Au bruit des doigts de Nicole tambourinant sur la vitre, il abandonna, comme un voleur surpris en flagrant délit, l’œuvre qui l’occupait, et se retourna plus prompt que si un ressort d’acier l’eût fait mouvoir.

– Ah! fit-il, c’est vous, Nicole?

– Oui, c’est encore moi, répondit la jeune fille à travers les carreaux, avec un air décidé mais souriant.

– Alors soyez la bienvenue, Nicole, dit Gilbert en allant ouvrir la fenêtre.

Nicole, sensible à cette première démonstration de Gilbert, lui tendit la main; Gilbert la serra.

– Voilà qui va bien, pensa-t-elle; adieu le voyage de Paris!

Et c’est ici qu’il faut louer sincèrement Nicole, qui n’accompagna cette réflexion que d’un seul soupir.

– Vous savez, dit la jeune fille en s’accoudant sur la fenêtre, vous savez, Gilbert, que l’on quitte Taverney.

– Je le sais, répondit Gilbert.

– Vous savez où l’on va?

– On va à Paris.

– Et vous savez encore que je suis du voyage?

– Non, je ne le savais pas.

– Eh bien?

– Eh bien! je vous en félicite, si la chose vous plaît.

– Comment avez-vous dit cela? demanda Nicole.

– J’ai dit: si la chose vous plaît; c’est clair, ce me semble.

– Elle me plaît… c’est selon, reprit Nicole.

– Que voulez-vous dire, à votre tour?

– Je veux dire qu’il dépendrait de vous que la chose ne me plût pas.

– Je ne comprends pas, dit Gilbert en s’asseyant sur la fenêtre de telle façon que ses genoux effleuraient les bras de Nicole, et que tous deux pouvaient continuer leur conversation, à moitié cachés par les lianes de liserons et de capucines enroulées au-dessus de leurs têtes.

Nicole regarda tendrement Gilbert.

Mais Gilbert fit un signe du cou et des épaules qui voulait dire qu’il ne comprenait pas plus le regard que les paroles.

– C’est bien… Puisqu’il faut tout vous dire, écoutez donc, reprit Nicole.

– J’écoute, dit froidement Gilbert.

– Mademoiselle m’offre de la suivre à Paris.

– Bon, dit Gilbert.

– À moins que…

– À moins que?… répéta le jeune homme.

– À moins que je ne trouve à me marier ici.

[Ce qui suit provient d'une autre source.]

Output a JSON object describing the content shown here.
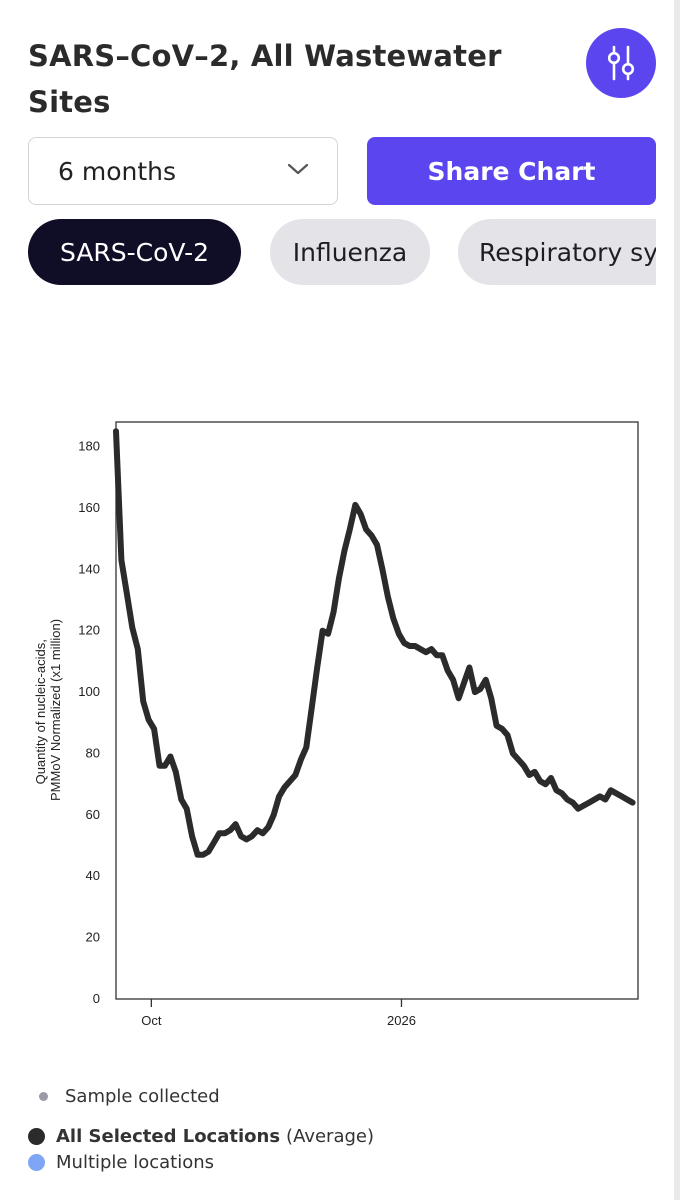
{
  "header": {
    "title": "SARS–CoV–2, All Wastewater Sites"
  },
  "controls": {
    "time_range": "6 months",
    "share_label": "Share Chart"
  },
  "pathogen_tabs": [
    {
      "label": "SARS-CoV-2",
      "active": true
    },
    {
      "label": "Influenza",
      "active": false
    },
    {
      "label": "Respiratory syncytial virus",
      "active": false
    }
  ],
  "icons": {
    "settings": "sliders-icon",
    "dropdown": "chevron-down-icon"
  },
  "colors": {
    "accent": "#5b45ee",
    "active_chip": "#100d27",
    "inactive_chip": "#e4e4e8",
    "series_line": "#2b2b2b",
    "multiple_locations": "#7ea6f5",
    "sample_dot": "#9a9aa8"
  },
  "chart_data": {
    "type": "line",
    "title": "",
    "xlabel": "",
    "ylabel": "Quantity of nucleic-acids, PMMoV Normalized (x1 million)",
    "ylabel_lines": [
      "Quantity of nucleic-acids,",
      "PMMoV Normalized (x1 million)"
    ],
    "ylim": [
      0,
      188
    ],
    "y_ticks": [
      0,
      20,
      40,
      60,
      80,
      100,
      120,
      140,
      160,
      180
    ],
    "xlim": [
      "2025-09-18",
      "2026-03-29"
    ],
    "x_ticks": [
      {
        "label": "Oct",
        "date": "2025-10-01"
      },
      {
        "label": "2026",
        "date": "2026-01-01"
      }
    ],
    "grid": false,
    "series": [
      {
        "name": "All Selected Locations",
        "x": [
          "2025-09-18",
          "2025-09-20",
          "2025-09-22",
          "2025-09-24",
          "2025-09-26",
          "2025-09-28",
          "2025-09-30",
          "2025-10-02",
          "2025-10-04",
          "2025-10-06",
          "2025-10-08",
          "2025-10-10",
          "2025-10-12",
          "2025-10-14",
          "2025-10-16",
          "2025-10-18",
          "2025-10-20",
          "2025-10-22",
          "2025-10-24",
          "2025-10-26",
          "2025-10-28",
          "2025-10-30",
          "2025-11-01",
          "2025-11-03",
          "2025-11-05",
          "2025-11-07",
          "2025-11-09",
          "2025-11-11",
          "2025-11-13",
          "2025-11-15",
          "2025-11-17",
          "2025-11-19",
          "2025-11-21",
          "2025-11-23",
          "2025-11-25",
          "2025-11-27",
          "2025-11-29",
          "2025-12-01",
          "2025-12-03",
          "2025-12-05",
          "2025-12-07",
          "2025-12-09",
          "2025-12-11",
          "2025-12-13",
          "2025-12-15",
          "2025-12-17",
          "2025-12-19",
          "2025-12-21",
          "2025-12-23",
          "2025-12-25",
          "2025-12-27",
          "2025-12-29",
          "2025-12-31",
          "2026-01-02",
          "2026-01-04",
          "2026-01-06",
          "2026-01-08",
          "2026-01-10",
          "2026-01-12",
          "2026-01-14",
          "2026-01-16",
          "2026-01-18",
          "2026-01-20",
          "2026-01-22",
          "2026-01-24",
          "2026-01-26",
          "2026-01-28",
          "2026-01-30",
          "2026-02-01",
          "2026-02-03",
          "2026-02-05",
          "2026-02-07",
          "2026-02-09",
          "2026-02-11",
          "2026-02-13",
          "2026-02-15",
          "2026-02-17",
          "2026-02-19",
          "2026-02-21",
          "2026-02-23",
          "2026-02-25",
          "2026-02-27",
          "2026-03-01",
          "2026-03-03",
          "2026-03-05",
          "2026-03-07",
          "2026-03-09",
          "2026-03-11",
          "2026-03-13",
          "2026-03-15",
          "2026-03-17",
          "2026-03-19",
          "2026-03-21",
          "2026-03-23",
          "2026-03-25",
          "2026-03-27"
        ],
        "y": [
          185,
          143,
          132,
          121,
          114,
          97,
          91,
          88,
          76,
          76,
          79,
          74,
          65,
          62,
          53,
          47,
          47,
          48,
          51,
          54,
          54,
          55,
          57,
          53,
          52,
          53,
          55,
          54,
          56,
          60,
          66,
          69,
          71,
          73,
          78,
          82,
          95,
          108,
          120,
          119,
          126,
          137,
          146,
          153,
          161,
          158,
          153,
          151,
          148,
          140,
          131,
          124,
          119,
          116,
          115,
          115,
          114,
          113,
          114,
          112,
          112,
          107,
          104,
          98,
          103,
          108,
          100,
          101,
          104,
          98,
          89,
          88,
          86,
          80,
          78,
          76,
          73,
          74,
          71,
          70,
          72,
          68,
          67,
          65,
          64,
          62,
          63,
          64,
          65,
          66,
          65,
          68,
          67,
          66,
          65,
          64
        ]
      }
    ],
    "legend": [
      {
        "label": "Sample collected",
        "marker": "small-dot",
        "color": "#9a9aa8"
      },
      {
        "label": "All Selected Locations",
        "suffix": "(Average)",
        "marker": "dot",
        "color": "#2b2b2b"
      },
      {
        "label": "Multiple locations",
        "marker": "dot",
        "color": "#7ea6f5"
      }
    ]
  }
}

– Vous tenez donc toujours à vous marier? dit Gilbert impassible.

– Oui, surtout depuis que je suis riche, répéta Nicole.

– Ah! vous êtes riche? demanda Gilbert avec un flegme qui dérouta les soupçons de Nicole.

– Très riche, Gilbert.

– Vraiment?

– Oui.

– Et comment ce miracle s’est-il fait?

– Mademoiselle m’a dotée.

– C’est un grand bonheur, et je vous en félicite, Nicole.

– Tenez, dit la jeune fille en faisant ruisseler dans sa main les vingt-cinq louis.

Et ce disant, elle regardait Gilbert pour saisir dans ses yeux un rayon de joie ou tout au moins de convoitise.

Gilbert ne sourcilla point.

– Par ma foi! dit-il, c’est une belle somme.

– Ce n’est pas le tout, continua Nicole, M. le baron va redevenir riche. On songe à rebâtir Maison-Rouge et à embellir Taverney.

– Je le crois bien.

– Et alors le château aura besoin d’être gardé.

– Sans doute.

– Eh bien! mademoiselle donne la place de…

– De concierge à l’heureux époux de Nicole, continua Gilbert avec une ironie qui ne fut point assez dissimulée cette fois pour que ne s’en effarouchât pas la fine oreille de Nicole.